Yannis Clementia

Personal information
- Full name: Yannis Clementia
- Date of birth: 5 July 1997 (age 29)
- Place of birth: Fort-de-France, Martinique
- Height: 1.88 m (6 ft 2 in)
- Position: Goalkeeper

Team information
- Current team: Caen
- Number: 16

Youth career
- 2002–2012: Club Franciscain
- 2012–2013: Drancy
- 2013–2014: Arles

Senior career*
- Years: Team / Apps / (Gls)
- 2014–2015: Arles II / 2 / (0)
- 2015–2019: Nice II / 42 / (0)
- 2019–2021: Nice / 2 / (0)
- 2021–: Caen II / 16 / (0)
- 2022–: Caen / 19 / (0)

International career^{‡}
- 2022–: Martinique / 20 / (0)

= Yannis Clementia =

Martiniquais professional footballer (born 1997)

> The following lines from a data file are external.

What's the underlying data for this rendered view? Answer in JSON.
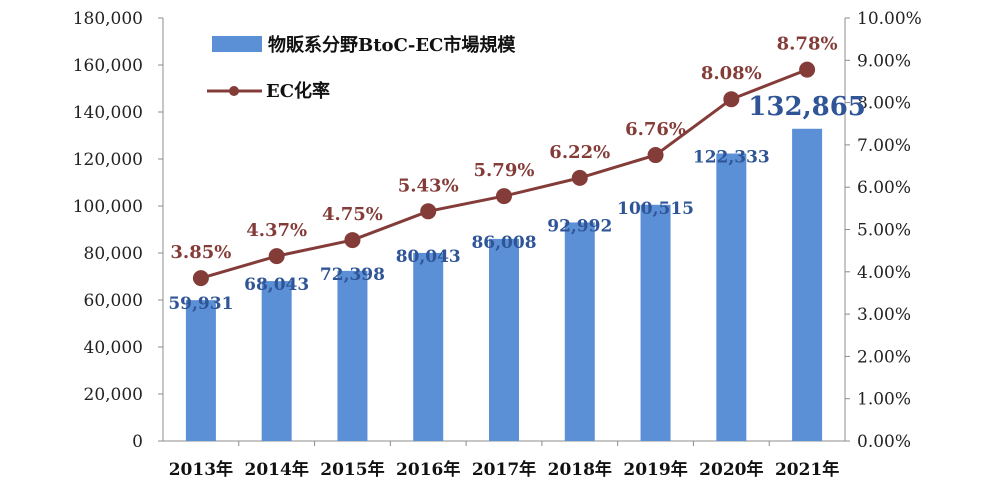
{
  "chart_data": {
    "type": "bar+line",
    "categories": [
      "2013年",
      "2014年",
      "2015年",
      "2016年",
      "2017年",
      "2018年",
      "2019年",
      "2020年",
      "2021年"
    ],
    "series": [
      {
        "name": "物販系分野BtoC-EC市場規模",
        "type": "bar",
        "axis": "left",
        "values": [
          59931,
          68043,
          72398,
          80043,
          86008,
          92992,
          100515,
          122333,
          132865
        ],
        "labels": [
          "59,931",
          "68,043",
          "72,398",
          "80,043",
          "86,008",
          "92,992",
          "100,515",
          "122,333",
          "132,865"
        ],
        "color": "#5b8fd6",
        "label_color": "#2f5597"
      },
      {
        "name": "EC化率",
        "type": "line",
        "axis": "right",
        "values": [
          3.85,
          4.37,
          4.75,
          5.43,
          5.79,
          6.22,
          6.76,
          8.08,
          8.78
        ],
        "labels": [
          "3.85%",
          "4.37%",
          "4.75%",
          "5.43%",
          "5.79%",
          "6.22%",
          "6.76%",
          "8.08%",
          "8.78%"
        ],
        "color": "#843c39"
      }
    ],
    "left_axis": {
      "ylim": [
        0,
        180000
      ],
      "ticks": [
        "0",
        "20,000",
        "40,000",
        "60,000",
        "80,000",
        "100,000",
        "120,000",
        "140,000",
        "160,000",
        "180,000"
      ]
    },
    "right_axis": {
      "ylim": [
        0,
        10
      ],
      "ticks": [
        "0.00%",
        "1.00%",
        "2.00%",
        "3.00%",
        "4.00%",
        "5.00%",
        "6.00%",
        "7.00%",
        "8.00%",
        "9.00%",
        "10.00%"
      ]
    },
    "grid": false,
    "legend_position": "top-left"
  }
}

Yannis Clementia (born 5 July 1997) is a Martiniquais professional footballer who plays as goalkeeper for Caen and the Martinique national team.

==Professional career==
Clementia began playing football as a child with his local Martiniquais side Club Franciscain. After some trials in metropolitan France, he moved there in 2012 to continue his footballing career. On 14 May 2019, Clementia signed his first professional contract with OGC Nice. He made his professional debut for Nice in a 2–1 Ligue 1 win over Amiens SC on 10 August 2019. In June 2020, he was released by Nice at the end of his contract. On 3 February 2021, Clementia joined Ligue 2 side Caen on a free transfer until the end of the season.
At 26, Yannis Clémentia achieved his first clean sheet in a professional championship.

==International career==
Clementia was called up to represent the Martinique national team for a pair of friendlies in March 2022. He debuted with Martinique in a friendly 4–3 win over Guadeloupe on 26 March 2022.